Movies to Musicals - Cadogan Hall
- comaweng
- 1 minute ago
- 3 min read

I wasn’t aware of the Glasgow Philharmonia before they took their flagship production, Movies to Musicals, to Cadogan Hall. Sunday nights in London these days are saturated with musical theatre concerts for something or other, but there’s something about paying £28 (£25 plus £3 venue fees of some kind) instead of, well, considerably more than that. £28, by the way, got me front row of the stalls, a fifteen-strong band, a fifty-six strong cast comprised of teenagers from Glasgow and surrounding environs, many of whom are already ‘triple threats’, plus guest appearances from Dom Simpson, Jacob Fowler and Jenna Innes. Scottish musical theatre concerts are a different experience to what I will call English ones – I’ve been to a few at the Edinburgh Fringe over the years.

English ones will have a host, or at least a presenter, and there will be a lot of talking, exchanging of pleasantries, and even interviews with guest performers. The host will ask if the audience is having a good time, and will continue to do so periodically. If the audience starts to flag, mostly because it is no longer having a good time because it keeps being asked if it is having a good time, the host will refuse to continue until the response is loud and enthusiastic enough. This results in fake enthusiasm, and is frankly exhausting, and one of the reasons why I don’t want to pay £100 or more to go to such events. Though I might still be tempted by a £15 offer on a seat filling website that I’m not supposed to name (it rhymes with ‘gentle pickets’).

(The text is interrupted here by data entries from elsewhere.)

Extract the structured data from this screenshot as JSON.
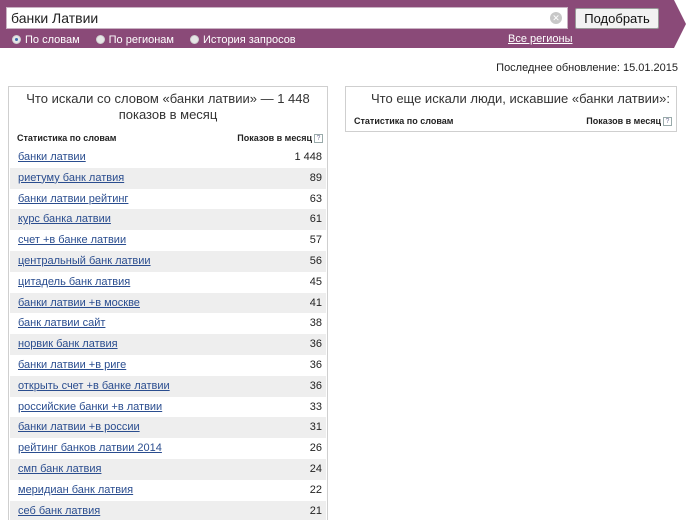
{
  "search": {
    "query": "банки Латвии",
    "submit_label": "Подобрать"
  },
  "modes": [
    {
      "label": "По словам",
      "checked": true
    },
    {
      "label": "По регионам",
      "checked": false
    },
    {
      "label": "История запросов",
      "checked": false
    }
  ],
  "all_regions_label": "Все регионы",
  "updated_text": "Последнее обновление: 15.01.2015",
  "left_panel": {
    "title": "Что искали со словом «банки латвии» — 1 448 показов в месяц",
    "col_keyword": "Статистика по словам",
    "col_count": "Показов в месяц",
    "rows": [
      {
        "keyword": "банки латвии",
        "count": "1 448"
      },
      {
        "keyword": "риетуму банк латвия",
        "count": "89"
      },
      {
        "keyword": "банки латвии рейтинг",
        "count": "63"
      },
      {
        "keyword": "курс банка латвии",
        "count": "61"
      },
      {
        "keyword": "счет +в банке латвии",
        "count": "57"
      },
      {
        "keyword": "центральный банк латвии",
        "count": "56"
      },
      {
        "keyword": "цитадель банк латвия",
        "count": "45"
      },
      {
        "keyword": "банки латвии +в москве",
        "count": "41"
      },
      {
        "keyword": "банк латвии сайт",
        "count": "38"
      },
      {
        "keyword": "норвик банк латвия",
        "count": "36"
      },
      {
        "keyword": "банки латвии +в риге",
        "count": "36"
      },
      {
        "keyword": "открыть счет +в банке латвии",
        "count": "36"
      },
      {
        "keyword": "российские банки +в латвии",
        "count": "33"
      },
      {
        "keyword": "банки латвии +в россии",
        "count": "31"
      },
      {
        "keyword": "рейтинг банков латвии 2014",
        "count": "26"
      },
      {
        "keyword": "смп банк латвия",
        "count": "24"
      },
      {
        "keyword": "меридиан банк латвия",
        "count": "22"
      },
      {
        "keyword": "себ банк латвия",
        "count": "21"
      }
    ]
  },
  "right_panel": {
    "title": "Что еще искали люди, искавшие «банки латвии»:",
    "col_keyword": "Статистика по словам",
    "col_count": "Показов в месяц"
  },
  "colors": {
    "topbar": "#8a4a78",
    "link": "#2a4d8f",
    "row_alt": "#eeeeee"
  }
}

At Movies to Musicals, nobody at all ever asked if we were having a good time. And nobody should, because the performances in themselves were strong enough to ensure we were having a good time. Scottish musical theatre concerts like to get on with it, thunder through the first half, go into the interval, then thunder through the second half. Keep up if you can, and if you can’t, well, that’s your problem. A brief thank you speech from Ross Gunning at curtain call was all that was needed – it was his first time bringing Movies to Musicals to London, and hopefully it won’t be the last.
One has to take the show’s title with several pinches of salt, pepper and whatever the other ‘secret’ herbs and spices are that coat pieces of KFC chicken. Otherwise, you’d be whining about how Dear Evan Hansen was a musical before it was a movie. There isn’t even a movie of The Book of Mormon, at least not at the time of writing. Wicked became two movies. And so on and so forth. That is all besides the point – this is a high octane, high quality musical theatre concert, with zero Andrew Lloyd Webber, though I didn’t realise that until after it was over.
Perhaps inevitably, given who the guest performers were, there were excerpts from Moulin Rouge! The Musical (the reviews editor in me notes that the list of musical numbers in the programme lists that particular show sans exclamation mark) and plenty of material from Heathers. I liked the energy of the show and the enthusiasm of the large cast. Definitely worth every penny.